PostgreSQL – How to manage WAL archiving for different databases on a server

backuppostgresqlpostgresql-9.1

I'd like to use WAL archiving for incremental backup of my database. But I have 2 databases on my server, and I can't afford the disc space for backup of both of them. So I only want to backup one of them. I didn't find anything about multiple databases in PostgreSQL documentation or anywhere else. Or I didn't find anything about specifying the database name for WAL backup.
It will be appreciated if someone can help me with this.

Best Answer

You can't split WAL archiving out so one database goes in one WAL archive stream and other DBs go in another WAL archive stream. A single write-ahead log is shared by all databases in a PostgreSQL server ("cluster" in PostgreSQL parlance). All databases managed by a postmaster have the same WAL. This is a sometimes unfortunate limitation of the current replication/PITR/archiving design and is true for the in-development-at-time-of-writing 9.3 and all and prior releases.

If you want to separate the WAL archiving, you have to separate the databases into different clusters. You can do this by running more than one instance of PostgreSQL on a server; they simply have to have different data directories and different listening ports. Some packagings of PostgreSQL provide built-in tools to do this, like the pg_wrapper tool used on Debian and Ubuntu, which has pg_createcluster. Alternately, you can always just use initdb to create a cluster and pg_ctl to start the cluster after editing the new cluster's postgresql.conf to set an appropriate port.

Tools like pgbouncer may be used, if desired, to multiplex the multiple clusters transparently, so pgbouncer listens on port 5432 (the default Pg port) and decides which server to send the connection to based on which database it asks for. Generally it's easier to just specify a port in the connection setup of the applications that use each database, though.
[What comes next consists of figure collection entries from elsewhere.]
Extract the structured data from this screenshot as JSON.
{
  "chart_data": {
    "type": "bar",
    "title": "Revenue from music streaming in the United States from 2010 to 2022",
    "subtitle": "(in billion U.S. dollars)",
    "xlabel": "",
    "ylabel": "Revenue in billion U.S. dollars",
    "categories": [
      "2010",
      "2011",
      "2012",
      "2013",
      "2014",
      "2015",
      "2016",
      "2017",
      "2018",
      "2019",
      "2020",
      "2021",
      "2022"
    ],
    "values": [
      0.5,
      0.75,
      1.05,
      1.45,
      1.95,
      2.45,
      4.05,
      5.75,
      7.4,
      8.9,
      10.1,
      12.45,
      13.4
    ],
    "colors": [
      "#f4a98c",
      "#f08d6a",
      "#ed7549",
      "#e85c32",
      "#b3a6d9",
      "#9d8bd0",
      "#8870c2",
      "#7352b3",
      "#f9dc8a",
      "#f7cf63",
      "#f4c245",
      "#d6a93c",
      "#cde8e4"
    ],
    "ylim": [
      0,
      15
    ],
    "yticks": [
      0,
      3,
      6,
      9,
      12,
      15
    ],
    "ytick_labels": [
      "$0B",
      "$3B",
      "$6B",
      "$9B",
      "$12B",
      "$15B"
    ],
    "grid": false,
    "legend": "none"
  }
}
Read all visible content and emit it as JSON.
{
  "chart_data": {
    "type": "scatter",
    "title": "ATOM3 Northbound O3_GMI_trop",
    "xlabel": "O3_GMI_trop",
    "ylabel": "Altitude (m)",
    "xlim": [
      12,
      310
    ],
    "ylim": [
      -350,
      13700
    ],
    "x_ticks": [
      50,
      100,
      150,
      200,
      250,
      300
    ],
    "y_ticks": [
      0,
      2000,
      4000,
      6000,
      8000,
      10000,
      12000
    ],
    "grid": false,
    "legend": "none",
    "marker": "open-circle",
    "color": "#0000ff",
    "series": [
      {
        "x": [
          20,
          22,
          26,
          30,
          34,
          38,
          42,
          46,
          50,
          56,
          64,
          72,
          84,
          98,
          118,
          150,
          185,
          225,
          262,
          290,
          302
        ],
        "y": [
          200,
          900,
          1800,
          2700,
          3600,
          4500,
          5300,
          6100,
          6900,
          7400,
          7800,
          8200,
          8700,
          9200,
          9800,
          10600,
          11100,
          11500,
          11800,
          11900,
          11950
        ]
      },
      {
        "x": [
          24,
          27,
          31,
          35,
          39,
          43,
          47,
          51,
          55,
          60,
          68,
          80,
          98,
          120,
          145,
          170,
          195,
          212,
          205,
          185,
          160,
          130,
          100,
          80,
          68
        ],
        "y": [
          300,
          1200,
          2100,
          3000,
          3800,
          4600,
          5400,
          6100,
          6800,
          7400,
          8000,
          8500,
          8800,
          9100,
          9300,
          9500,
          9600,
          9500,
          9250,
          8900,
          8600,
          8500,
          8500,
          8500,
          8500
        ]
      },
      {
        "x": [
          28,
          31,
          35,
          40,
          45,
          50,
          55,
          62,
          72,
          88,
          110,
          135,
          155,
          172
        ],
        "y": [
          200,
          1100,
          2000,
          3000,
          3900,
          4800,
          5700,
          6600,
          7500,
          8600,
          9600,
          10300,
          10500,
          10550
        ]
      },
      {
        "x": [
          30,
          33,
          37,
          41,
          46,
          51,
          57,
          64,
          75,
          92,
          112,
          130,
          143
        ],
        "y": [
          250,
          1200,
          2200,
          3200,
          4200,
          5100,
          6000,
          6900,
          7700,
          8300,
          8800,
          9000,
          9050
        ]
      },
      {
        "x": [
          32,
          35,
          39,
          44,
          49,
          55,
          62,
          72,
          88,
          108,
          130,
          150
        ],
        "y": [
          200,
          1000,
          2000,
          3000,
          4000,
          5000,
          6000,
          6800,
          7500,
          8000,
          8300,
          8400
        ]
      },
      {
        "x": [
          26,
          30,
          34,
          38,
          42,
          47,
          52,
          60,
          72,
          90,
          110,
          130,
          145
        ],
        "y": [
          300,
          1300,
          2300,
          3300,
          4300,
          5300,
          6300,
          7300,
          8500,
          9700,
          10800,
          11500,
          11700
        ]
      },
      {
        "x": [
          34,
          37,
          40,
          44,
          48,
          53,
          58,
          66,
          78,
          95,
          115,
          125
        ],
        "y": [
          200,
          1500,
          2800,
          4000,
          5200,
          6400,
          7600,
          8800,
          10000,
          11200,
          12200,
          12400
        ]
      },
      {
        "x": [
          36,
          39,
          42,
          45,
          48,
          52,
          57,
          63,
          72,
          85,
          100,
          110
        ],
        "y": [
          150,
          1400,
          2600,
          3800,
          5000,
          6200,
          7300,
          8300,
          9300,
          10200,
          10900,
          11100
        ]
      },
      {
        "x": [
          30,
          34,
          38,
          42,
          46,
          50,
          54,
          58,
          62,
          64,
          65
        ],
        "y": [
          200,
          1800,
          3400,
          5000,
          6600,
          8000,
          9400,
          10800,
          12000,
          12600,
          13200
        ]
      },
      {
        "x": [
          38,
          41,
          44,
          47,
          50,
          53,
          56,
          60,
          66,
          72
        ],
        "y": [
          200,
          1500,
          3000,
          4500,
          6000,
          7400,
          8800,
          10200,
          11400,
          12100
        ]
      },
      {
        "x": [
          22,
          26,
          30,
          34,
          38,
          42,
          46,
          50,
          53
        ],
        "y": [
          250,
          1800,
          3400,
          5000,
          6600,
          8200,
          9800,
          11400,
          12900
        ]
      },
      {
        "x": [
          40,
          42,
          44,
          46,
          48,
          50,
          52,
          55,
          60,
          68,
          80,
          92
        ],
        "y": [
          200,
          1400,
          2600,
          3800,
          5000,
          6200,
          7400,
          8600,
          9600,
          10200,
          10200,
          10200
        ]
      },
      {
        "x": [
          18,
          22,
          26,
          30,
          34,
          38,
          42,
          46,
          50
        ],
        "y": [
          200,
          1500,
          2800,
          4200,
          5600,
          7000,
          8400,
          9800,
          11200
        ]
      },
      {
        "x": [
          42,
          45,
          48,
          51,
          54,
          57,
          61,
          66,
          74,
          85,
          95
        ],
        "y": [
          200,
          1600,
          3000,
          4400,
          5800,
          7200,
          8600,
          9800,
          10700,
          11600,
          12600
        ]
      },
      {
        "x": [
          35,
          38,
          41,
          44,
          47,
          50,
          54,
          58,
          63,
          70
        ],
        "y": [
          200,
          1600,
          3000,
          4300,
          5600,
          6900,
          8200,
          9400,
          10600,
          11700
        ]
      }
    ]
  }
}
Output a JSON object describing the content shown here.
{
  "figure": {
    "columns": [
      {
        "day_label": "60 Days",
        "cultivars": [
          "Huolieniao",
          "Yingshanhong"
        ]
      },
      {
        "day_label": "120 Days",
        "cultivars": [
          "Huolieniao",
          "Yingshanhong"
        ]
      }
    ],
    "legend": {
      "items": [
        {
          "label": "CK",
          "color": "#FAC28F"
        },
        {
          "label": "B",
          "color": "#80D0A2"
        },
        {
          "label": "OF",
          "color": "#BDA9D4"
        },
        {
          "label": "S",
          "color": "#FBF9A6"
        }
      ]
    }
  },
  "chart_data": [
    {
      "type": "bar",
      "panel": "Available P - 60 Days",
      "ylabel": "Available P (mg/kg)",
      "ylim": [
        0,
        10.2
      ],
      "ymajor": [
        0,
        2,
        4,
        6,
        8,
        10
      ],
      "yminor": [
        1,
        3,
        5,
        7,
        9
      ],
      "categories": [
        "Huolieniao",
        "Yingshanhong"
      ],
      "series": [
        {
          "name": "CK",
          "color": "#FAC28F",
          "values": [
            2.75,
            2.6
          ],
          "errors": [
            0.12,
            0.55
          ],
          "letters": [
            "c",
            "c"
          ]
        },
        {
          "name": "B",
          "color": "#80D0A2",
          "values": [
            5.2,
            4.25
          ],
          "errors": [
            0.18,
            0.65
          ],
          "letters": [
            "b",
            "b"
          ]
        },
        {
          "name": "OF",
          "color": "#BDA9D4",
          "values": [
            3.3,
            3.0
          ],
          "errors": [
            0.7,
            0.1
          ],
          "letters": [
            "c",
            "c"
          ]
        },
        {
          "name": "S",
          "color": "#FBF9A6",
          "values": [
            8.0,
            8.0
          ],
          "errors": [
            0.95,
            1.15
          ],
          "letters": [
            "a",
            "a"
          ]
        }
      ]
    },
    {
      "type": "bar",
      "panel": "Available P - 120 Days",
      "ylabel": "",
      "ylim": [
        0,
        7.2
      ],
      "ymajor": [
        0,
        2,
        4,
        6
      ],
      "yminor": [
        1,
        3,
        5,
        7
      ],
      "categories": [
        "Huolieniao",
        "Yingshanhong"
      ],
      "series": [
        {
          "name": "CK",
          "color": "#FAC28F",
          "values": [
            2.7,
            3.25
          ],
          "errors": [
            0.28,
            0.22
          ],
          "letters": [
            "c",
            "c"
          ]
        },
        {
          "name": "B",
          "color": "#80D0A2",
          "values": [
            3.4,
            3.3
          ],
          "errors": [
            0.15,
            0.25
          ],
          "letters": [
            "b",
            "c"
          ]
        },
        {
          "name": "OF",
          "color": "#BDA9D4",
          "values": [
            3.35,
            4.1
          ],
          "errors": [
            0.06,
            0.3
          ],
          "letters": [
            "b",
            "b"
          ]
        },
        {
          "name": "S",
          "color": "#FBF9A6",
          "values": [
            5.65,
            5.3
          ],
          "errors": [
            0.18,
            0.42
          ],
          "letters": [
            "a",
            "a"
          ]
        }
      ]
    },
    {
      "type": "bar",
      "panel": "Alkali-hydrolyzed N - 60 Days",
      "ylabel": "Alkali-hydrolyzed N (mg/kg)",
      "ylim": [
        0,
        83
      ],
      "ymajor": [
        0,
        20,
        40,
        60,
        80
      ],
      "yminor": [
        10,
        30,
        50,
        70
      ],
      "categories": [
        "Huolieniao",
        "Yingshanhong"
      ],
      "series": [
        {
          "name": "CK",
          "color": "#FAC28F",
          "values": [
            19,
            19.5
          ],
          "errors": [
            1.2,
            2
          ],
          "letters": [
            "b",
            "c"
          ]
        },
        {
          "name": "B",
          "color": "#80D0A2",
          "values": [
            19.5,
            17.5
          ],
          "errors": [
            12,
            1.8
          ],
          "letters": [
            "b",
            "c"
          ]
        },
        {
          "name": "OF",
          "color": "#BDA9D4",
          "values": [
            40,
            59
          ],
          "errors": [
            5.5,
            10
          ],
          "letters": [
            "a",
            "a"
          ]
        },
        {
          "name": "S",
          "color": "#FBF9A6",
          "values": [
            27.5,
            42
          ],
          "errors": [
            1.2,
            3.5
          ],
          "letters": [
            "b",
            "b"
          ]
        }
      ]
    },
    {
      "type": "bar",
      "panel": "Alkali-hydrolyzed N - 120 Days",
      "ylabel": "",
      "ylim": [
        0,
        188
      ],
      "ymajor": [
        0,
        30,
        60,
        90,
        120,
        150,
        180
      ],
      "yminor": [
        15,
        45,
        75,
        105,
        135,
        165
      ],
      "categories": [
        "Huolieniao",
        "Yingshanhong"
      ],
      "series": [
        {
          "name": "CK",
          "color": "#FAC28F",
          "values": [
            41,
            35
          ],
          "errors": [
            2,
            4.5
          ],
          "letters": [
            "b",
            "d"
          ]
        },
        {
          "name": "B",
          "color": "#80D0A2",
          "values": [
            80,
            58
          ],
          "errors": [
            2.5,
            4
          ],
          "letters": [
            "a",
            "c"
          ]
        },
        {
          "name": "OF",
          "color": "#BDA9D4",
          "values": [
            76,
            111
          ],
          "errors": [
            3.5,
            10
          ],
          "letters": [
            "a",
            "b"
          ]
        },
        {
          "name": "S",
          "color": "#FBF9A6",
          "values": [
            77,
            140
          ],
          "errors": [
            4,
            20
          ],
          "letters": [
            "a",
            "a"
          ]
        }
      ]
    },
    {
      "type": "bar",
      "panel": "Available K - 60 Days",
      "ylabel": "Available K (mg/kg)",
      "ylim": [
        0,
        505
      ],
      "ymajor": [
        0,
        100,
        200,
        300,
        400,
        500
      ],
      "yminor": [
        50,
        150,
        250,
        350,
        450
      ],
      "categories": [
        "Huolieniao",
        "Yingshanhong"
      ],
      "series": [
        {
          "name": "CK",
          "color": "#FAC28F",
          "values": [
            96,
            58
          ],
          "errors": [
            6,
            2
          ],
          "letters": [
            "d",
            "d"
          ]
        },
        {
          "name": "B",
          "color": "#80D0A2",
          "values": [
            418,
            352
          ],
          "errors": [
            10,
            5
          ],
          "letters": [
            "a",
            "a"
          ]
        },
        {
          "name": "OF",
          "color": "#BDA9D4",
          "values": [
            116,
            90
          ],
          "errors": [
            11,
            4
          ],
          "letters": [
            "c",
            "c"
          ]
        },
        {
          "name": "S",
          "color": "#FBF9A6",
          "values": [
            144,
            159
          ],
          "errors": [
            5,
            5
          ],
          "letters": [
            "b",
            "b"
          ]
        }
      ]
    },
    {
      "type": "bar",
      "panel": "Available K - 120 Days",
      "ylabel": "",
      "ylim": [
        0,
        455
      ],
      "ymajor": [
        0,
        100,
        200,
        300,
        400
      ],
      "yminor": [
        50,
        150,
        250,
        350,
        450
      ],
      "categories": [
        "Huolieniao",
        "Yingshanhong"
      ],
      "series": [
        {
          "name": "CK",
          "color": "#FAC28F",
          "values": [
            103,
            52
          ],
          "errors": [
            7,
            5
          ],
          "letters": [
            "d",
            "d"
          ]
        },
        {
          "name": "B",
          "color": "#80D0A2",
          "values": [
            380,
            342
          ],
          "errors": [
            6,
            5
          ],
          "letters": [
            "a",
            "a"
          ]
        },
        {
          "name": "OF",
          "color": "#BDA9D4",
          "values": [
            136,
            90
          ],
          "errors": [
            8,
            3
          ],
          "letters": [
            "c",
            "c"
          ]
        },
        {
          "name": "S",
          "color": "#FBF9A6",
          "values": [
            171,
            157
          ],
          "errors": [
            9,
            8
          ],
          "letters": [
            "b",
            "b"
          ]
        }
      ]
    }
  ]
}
On PostgreSQL 9.2 and below you must allocate each server an exclusive, non-overlapping shared memory region for its shared_buffers. One server cannot make use of the other server's shared_buffers space when the other server is not busy. That means you are wasting some system resources. PostgreSQL 9.3 improves this by allocating shared_buffers out of anonymous memory, giving the OS more freedom about how it manages it.

If you don't want to run multiple clusters, you can use alternative replication or backup solutions based on out-of-tree tools like Slony-I, Bucardo, etc to manage your data replication and archival.